I wasn't nervous this last week, at all. I have not been questioning whether I am doing the right thing. I'm not even scared about the machine malfunctioning, and burning a hole through my chest. What does worry me though, is my body odour.
When I receive the radiation, I hold onto bars above my head. This means that my undeodorised arm is exposed. While I can deodorise under one arm, I can't do the other. It's not good. Even a shower before treatment, is just not enough. It's a concern. When I took child number two to a trial Spanish lesson, I kept my arms at my side for fear of becoming the stinky parent. I'm not convinced that that tactic worked. Next time I go to that lesson, I am going to put on loads of perfume and hopefully I will be able to redeem myself.

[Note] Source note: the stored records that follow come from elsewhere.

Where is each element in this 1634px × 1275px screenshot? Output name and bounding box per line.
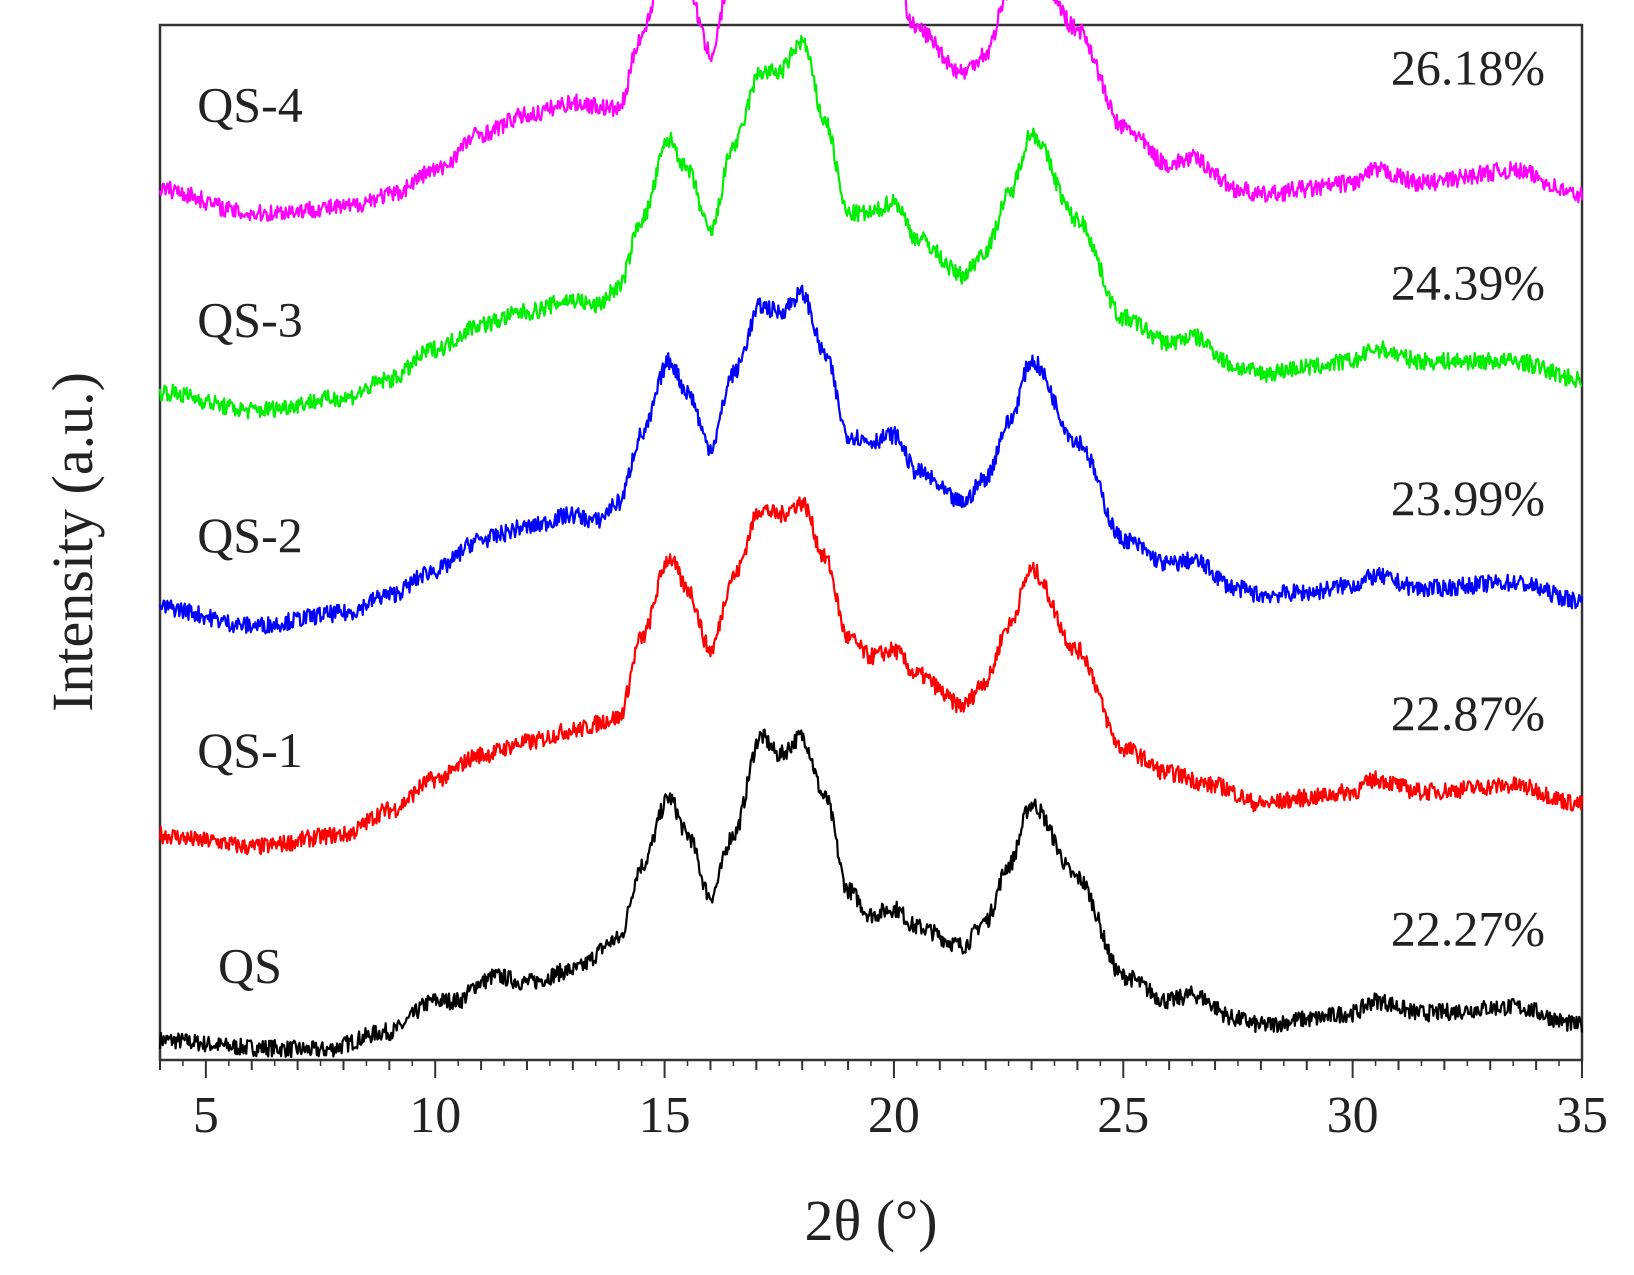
x-axis-ticks <box>159 1060 1583 1078</box>
crystallinity-label-qs-1: 22.87% <box>1391 685 1545 741</box>
x-tick-label: 20 <box>868 1087 920 1144</box>
crystallinity-label-qs-2: 23.99% <box>1391 470 1545 526</box>
x-axis-tick-labels: 5 10 15 20 25 30 35 <box>193 1087 1608 1144</box>
series-line-qs-4 <box>158 0 1584 222</box>
series-line-qs <box>158 728 1584 1059</box>
series-label-qs-3: QS-3 <box>197 292 303 348</box>
series-labels: QS QS-1 QS-2 QS-3 QS-4 <box>197 76 303 993</box>
series-label-qs: QS <box>218 937 282 993</box>
x-tick-label: 25 <box>1097 1087 1149 1144</box>
crystallinity-label-qs-3: 24.39% <box>1391 255 1545 311</box>
series-line-qs-1 <box>158 496 1584 856</box>
series-label-qs-2: QS-2 <box>197 507 303 563</box>
crystallinity-label-qs: 22.27% <box>1391 900 1545 956</box>
series-label-qs-4: QS-4 <box>197 76 303 132</box>
x-tick-label: 10 <box>409 1087 461 1144</box>
x-tick-label: 35 <box>1556 1087 1608 1144</box>
series-line-qs-3 <box>158 34 1583 420</box>
crystallinity-labels: 22.27% 22.87% 23.99% 24.39% 26.18% <box>1391 39 1545 956</box>
x-tick-label: 30 <box>1327 1087 1379 1144</box>
series-lines <box>158 0 1584 1059</box>
x-axis-label: 2θ (°) <box>804 1188 937 1253</box>
series-line-qs-2 <box>158 284 1584 635</box>
plot-frame <box>158 23 1584 1062</box>
series-label-qs-1: QS-1 <box>197 722 303 778</box>
crystallinity-label-qs-4: 26.18% <box>1391 39 1545 95</box>
y-axis-label: Intensity (a.u.) <box>40 372 105 712</box>
x-tick-label: 15 <box>639 1087 691 1144</box>
x-tick-label: 5 <box>193 1087 219 1144</box>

This last week, I met with my physio. I was so excited when she measured my arm (at various points) to discover that all my figures had improved. This strange looking glove was doing its job. In fact, my hand (where the majority of the swelling was occurring) had reduced by one centimetre after wearing the glove for one week! The lovely physio is unable to explain why I am experiencing such swelling. She went onto explain that perhaps it is simply how my body has reacted to the surgery and chemo. Should I not have exercised, it is her assumption that, the swelling may have been worse. So, I have been wearing the glove happily, knowing that it certainly produces results. I am regularly able to see my bones and veins in my hand now. That pleases me. What a bizarre achievement...
As I enter the fourth week of treatment, I am beginning to think about my follow up appointment. This is booked for four weeks after radiation. It is when I meet with the surgeon for him to check for the presence of cancer. His response, I'm sure, will not be to provide me with a guarantee of being cancer-free. It is more likely to be about statistics. But, I think I am likely to get more nervous about that day, as it approaches.
My food choices are going very well. I am starting to feel as though I am getting on top of the fatigue. Maybe, I am getting used to living with the fatigue? Imagine being normal? I'm going to feel indestructible!
Anyway, I am feeling confident that this is going to be a good week.